Já o “Observador” revela que há seis anos, os sogros de Medina compraram a casa ao lado do duplex do autarca por 650 mil euros, mais cinco mil euros do que o valor pago Medina e a mulher. Fernando Medina, no seu esclarecimento, adiantou que o facto de os sogros viverem no prédio foi uma das decisões para quererem comprar a casa, tendo sido alertado para a venda por amigos que viram o anúncio numa imobiliária.
Os valores
No esclarecimento publicado ontem à noite online, Fernando Medina considera que a compra foi feita por valores dentro do mercado. O i contactou várias imobiliárias, que recusaram fazer qualquer simulação.
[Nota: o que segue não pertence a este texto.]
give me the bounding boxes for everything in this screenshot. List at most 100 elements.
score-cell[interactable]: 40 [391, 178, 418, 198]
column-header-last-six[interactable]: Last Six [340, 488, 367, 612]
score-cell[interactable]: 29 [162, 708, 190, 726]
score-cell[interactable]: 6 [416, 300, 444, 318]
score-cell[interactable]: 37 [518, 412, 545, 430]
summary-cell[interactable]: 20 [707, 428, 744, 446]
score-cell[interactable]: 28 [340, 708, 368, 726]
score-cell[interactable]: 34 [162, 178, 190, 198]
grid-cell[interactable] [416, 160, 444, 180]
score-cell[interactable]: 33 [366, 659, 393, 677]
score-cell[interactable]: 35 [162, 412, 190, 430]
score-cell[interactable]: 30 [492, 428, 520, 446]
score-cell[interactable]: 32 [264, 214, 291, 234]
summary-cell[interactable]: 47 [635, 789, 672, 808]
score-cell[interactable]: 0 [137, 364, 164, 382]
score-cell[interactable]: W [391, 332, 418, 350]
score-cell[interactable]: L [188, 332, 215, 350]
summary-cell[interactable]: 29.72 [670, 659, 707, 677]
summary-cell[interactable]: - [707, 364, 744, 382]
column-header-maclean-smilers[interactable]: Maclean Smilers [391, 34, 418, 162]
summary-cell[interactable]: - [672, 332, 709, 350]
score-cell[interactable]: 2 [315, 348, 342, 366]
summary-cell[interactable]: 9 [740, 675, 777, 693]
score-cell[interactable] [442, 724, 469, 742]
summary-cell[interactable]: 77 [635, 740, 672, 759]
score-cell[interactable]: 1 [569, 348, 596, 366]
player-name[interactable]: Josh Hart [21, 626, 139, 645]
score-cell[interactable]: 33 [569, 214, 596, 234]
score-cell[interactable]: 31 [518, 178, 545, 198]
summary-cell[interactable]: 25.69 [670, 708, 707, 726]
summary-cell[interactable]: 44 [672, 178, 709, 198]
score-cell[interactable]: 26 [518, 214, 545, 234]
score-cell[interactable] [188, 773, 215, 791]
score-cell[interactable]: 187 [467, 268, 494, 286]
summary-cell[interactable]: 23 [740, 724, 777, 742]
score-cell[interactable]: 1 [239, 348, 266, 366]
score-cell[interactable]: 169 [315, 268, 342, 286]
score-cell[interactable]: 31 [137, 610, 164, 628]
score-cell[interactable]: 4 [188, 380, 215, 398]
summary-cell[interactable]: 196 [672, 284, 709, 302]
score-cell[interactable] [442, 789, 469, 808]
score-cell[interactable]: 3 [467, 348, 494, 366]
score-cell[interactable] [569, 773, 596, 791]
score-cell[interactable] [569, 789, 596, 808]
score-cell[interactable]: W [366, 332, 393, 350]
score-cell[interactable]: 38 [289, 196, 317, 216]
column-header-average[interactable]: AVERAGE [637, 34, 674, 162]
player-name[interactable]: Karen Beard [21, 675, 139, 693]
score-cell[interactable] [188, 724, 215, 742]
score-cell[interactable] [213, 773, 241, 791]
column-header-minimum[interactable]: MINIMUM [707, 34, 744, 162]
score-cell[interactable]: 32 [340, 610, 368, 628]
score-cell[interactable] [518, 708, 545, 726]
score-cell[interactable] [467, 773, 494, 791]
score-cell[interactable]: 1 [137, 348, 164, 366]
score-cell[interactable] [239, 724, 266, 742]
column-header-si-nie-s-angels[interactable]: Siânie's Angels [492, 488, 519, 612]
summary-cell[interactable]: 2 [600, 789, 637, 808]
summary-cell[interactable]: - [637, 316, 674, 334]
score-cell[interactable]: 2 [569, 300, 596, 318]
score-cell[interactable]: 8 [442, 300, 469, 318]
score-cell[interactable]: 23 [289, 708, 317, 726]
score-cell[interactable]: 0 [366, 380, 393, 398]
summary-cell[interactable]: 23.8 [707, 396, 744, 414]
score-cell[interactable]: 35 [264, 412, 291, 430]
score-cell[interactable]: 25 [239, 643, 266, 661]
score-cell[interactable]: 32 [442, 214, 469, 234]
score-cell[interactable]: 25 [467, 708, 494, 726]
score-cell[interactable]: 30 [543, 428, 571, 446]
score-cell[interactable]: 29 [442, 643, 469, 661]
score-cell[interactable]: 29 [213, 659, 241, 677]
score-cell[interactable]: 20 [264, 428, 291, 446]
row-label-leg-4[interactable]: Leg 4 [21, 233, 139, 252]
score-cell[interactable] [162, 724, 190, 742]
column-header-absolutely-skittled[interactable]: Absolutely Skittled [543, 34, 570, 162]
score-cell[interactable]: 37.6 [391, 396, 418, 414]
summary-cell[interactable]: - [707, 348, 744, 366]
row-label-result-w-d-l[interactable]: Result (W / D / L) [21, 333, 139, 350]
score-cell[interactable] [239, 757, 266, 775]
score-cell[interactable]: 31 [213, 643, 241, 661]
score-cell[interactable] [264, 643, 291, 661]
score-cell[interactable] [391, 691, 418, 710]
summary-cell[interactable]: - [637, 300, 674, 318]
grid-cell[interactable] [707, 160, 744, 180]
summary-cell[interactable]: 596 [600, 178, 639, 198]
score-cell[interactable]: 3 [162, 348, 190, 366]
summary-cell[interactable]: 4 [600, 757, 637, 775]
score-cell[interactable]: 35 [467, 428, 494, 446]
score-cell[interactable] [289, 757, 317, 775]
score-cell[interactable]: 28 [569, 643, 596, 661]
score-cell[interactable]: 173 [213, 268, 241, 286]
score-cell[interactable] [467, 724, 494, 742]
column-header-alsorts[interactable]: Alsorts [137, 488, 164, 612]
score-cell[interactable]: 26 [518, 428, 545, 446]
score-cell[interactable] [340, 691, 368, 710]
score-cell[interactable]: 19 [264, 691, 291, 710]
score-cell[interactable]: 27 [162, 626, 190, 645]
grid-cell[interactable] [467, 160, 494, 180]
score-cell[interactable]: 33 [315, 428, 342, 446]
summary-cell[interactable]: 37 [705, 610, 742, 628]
Já Sábado e Observador avançaram com algumas avaliações, sob anonimato. Tanto o valor é considerado justo como há quem entenda que a casa poderia ultrapassar um milhão de euros na data em que foi comprada.
Medina diz que o duplex, com 12 anos e uma área bruta privativa de 182 m2, foi adquirido pelo valor de 645 mil euros, a que corresponde um preço por metro quadrado de 3544 euros. Informa mesmo que fez uma proposta 10 mil euros acima do que estava a ser solicitado pela imobiliária que intermediou a venda, uma vez que havia outros interessados no imóvel.
O autarca apresenta um anexo com informação sobre outros imóveis comprados à Teixeira Duarte no mesmo prédio, para referir que o valor se enquadra nos valores por metro quadrados praticados no edifício.
Refere ainda que o valor m2 da aquisição foi 7,5% superior às ofertas de venda e 47,8% superior às escrituras efetuadas na zona das Avenidas Novas e no 2º trimestre de 2016, isto de acordo com os valores publicitados pela Confidencial Imobiliária. De acordo com o documento, no 2º trimestre de 2016, o preço pedido por m2 de um apartamento novo foi em média 4.982 € e de um usado 3.269 €, isto na freguesia das Avenidas Novas. Já o valor escriturado era, no mesmo período, de 3.925/m2 nas frações novas e 2.397/m2 nas usadas.
Tribunal Constitucional
Quando a ter havido uma falha no reporte da compra ao Tribunal Constitucional, o autarca garante estar a cumprir a lei: em agosto de 2016 atualizou a declaração no TC com o contrato promessa celebrado – o sinal de 220 mil euros. “Como a Lei determina, no fim do mandato que exerço, irei apresentar dentro de dias nova atualização da declaração de rendimentos e património ao Tribunal Constitucional”.
O TC ainda não se pronunciou.
Já o Ministério Público, que ontem tinha avançado ao i que o DIAP de Lisboa está a investigar a aquisição do imóvel, havendo relação comercial entre a autarquia e a construtora, deixou hoje claro que não se está a debruçar sobre a declaração ao Tribunal Constitucional, sendo esta da competência do TC, informou fonte oficial.